By Sam Thielman
(Once again, we are happy to have Ad Week's Sam Thielman reviewing for Parabasis, this time he shares his take on "Matilda"):
Early on in the April 6 performance of “Matilda” at the St. James Theater there came an accidental moment so perfectly of a piece with the writing of Roald Dahl that I caught my breath and just sat there gaping for a moment. Ridiculous Mr. Wormwood (Gabriel Ebert), brandishing a cigarette, barged into the delivery room where his selfish wife was fretting about having to give birth to the title character when she’d much rather be dancing the tango. The doctor brusquely informed Mr. Wormwood that he wasn’t allowed to have the cigarette in the delivery room, and Mr. Wormwood agreed that this occasion called for “a proper smoke,” produced a large cigar, and flung the cigarette into the audience, where it hit a small girl in the face.
This was sublime. I read and reread “Matilda,” and "James and the Giant Peach," and “The Witches,” and especially the utterly unloved “Charlie and the Great Glass Elevator,” both as a child and as an adult, and their total unpredictability and frequently horrifying viciousness give them, oddly, both a sheen of surrealism and the ring of truth. Here were books about a mean, hysterical world full of mean, incomprehensible people and things, most of which are very dangerous, and this, not the imaginary world of happily ever after (which most adults do not even believe in but merely hope for), is the world children know most intimately.

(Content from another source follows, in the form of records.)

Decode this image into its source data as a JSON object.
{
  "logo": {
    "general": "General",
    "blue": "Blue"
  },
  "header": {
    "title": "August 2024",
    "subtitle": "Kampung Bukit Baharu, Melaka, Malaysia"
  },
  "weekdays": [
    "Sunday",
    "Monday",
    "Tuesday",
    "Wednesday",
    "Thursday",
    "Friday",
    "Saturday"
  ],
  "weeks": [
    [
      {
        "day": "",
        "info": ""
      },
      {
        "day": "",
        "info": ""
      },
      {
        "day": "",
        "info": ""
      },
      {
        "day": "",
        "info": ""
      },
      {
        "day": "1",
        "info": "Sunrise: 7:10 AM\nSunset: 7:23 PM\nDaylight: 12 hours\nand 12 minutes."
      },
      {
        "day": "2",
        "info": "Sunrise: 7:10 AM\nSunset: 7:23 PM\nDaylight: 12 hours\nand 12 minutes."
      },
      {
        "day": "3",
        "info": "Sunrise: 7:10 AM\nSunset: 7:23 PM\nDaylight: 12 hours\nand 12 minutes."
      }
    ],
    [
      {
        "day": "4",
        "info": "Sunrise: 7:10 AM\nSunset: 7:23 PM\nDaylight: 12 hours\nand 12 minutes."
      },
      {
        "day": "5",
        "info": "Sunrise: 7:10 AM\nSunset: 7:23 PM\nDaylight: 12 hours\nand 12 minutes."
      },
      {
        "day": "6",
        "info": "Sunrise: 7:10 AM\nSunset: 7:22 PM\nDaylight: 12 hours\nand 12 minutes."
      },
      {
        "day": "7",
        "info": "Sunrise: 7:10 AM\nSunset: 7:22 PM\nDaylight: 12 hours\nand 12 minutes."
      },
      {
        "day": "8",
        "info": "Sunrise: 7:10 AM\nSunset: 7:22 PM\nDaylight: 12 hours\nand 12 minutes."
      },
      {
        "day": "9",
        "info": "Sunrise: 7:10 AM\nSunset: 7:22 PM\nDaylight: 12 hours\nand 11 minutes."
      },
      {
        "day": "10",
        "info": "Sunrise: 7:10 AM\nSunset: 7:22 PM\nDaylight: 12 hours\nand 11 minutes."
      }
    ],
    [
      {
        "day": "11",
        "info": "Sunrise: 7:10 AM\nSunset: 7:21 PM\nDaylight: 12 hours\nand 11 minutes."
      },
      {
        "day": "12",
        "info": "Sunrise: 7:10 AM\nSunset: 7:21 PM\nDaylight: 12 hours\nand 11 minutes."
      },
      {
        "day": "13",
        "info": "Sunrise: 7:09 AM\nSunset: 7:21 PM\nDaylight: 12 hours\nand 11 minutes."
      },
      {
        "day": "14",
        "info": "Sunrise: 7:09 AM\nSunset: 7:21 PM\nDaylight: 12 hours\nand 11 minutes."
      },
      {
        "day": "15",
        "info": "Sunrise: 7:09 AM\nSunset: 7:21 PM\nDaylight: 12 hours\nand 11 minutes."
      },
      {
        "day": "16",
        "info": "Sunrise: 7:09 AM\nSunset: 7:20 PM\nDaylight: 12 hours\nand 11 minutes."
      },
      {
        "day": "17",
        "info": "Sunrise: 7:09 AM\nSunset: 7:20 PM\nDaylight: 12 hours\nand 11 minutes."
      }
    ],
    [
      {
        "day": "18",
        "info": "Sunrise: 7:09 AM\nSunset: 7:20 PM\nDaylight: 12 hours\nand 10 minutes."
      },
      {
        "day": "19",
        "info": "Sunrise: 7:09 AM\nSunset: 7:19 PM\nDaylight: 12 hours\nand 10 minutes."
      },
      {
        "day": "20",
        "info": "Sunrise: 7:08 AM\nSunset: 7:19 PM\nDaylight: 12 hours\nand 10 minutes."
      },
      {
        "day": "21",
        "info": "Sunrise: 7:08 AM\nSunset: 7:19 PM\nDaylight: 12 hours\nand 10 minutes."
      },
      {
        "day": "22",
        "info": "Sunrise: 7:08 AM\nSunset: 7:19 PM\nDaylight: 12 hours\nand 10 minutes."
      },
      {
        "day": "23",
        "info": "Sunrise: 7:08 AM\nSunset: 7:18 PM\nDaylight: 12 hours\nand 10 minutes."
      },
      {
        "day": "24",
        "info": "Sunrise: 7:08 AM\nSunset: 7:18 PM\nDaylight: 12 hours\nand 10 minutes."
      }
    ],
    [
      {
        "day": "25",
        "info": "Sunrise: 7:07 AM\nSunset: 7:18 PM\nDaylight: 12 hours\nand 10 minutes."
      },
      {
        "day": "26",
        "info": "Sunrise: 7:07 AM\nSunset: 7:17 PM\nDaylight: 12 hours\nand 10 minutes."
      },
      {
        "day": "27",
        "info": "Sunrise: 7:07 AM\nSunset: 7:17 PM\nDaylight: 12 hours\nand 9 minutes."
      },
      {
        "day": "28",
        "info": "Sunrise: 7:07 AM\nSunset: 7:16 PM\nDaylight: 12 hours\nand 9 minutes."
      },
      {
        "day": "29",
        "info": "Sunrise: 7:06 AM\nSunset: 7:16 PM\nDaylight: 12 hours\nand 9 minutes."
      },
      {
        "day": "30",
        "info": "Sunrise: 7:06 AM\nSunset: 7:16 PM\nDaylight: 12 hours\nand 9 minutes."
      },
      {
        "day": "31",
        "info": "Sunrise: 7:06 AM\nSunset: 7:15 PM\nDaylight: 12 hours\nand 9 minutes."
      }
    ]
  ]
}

Admittedly, it's also important to grow out of that conception of the world, and perhaps that’s why the musical version of “Matilda” pulls most of its punches. There are two really good, intentional moments of hysteria, both straight from the book, both involving the villainess of the show, Miss Trunchbull (played with hatchet-faced glee by a wonderful Bertie Carvel). In one, Miss Trunchbull pulls on a little boy’s ears until they stretch hugely out from his head; in the other, she grabs a little girl by her pigtails and flings her high into the air. Both, not coincidentally, are the least electronically complex effects in the show.
“Matilda” is beautifully performed by its entire cast, with Carvel and Ebert its standouts as cartoonishly horrible adults; Matilda herself, played by Oona Laurence at the performance I saw, was the equal of both men despite being roughly 1/8 the size of either one, her dinner-plate-sized eyes gazing out of an angular, thin face within a vast halo of matted hair. Together, the three of them have the right of it, and they're all so good with the audience that this ought to be one of those British neo-music hall shows that have overtaken the West End in recent years—foremost among them the perfectly serviceable “Billy Elliot” and “One Man, Two Guv’nors, Richard Bean’s awesome tribute to playwright Carlo Goldoni's "A Servant of Two Masters."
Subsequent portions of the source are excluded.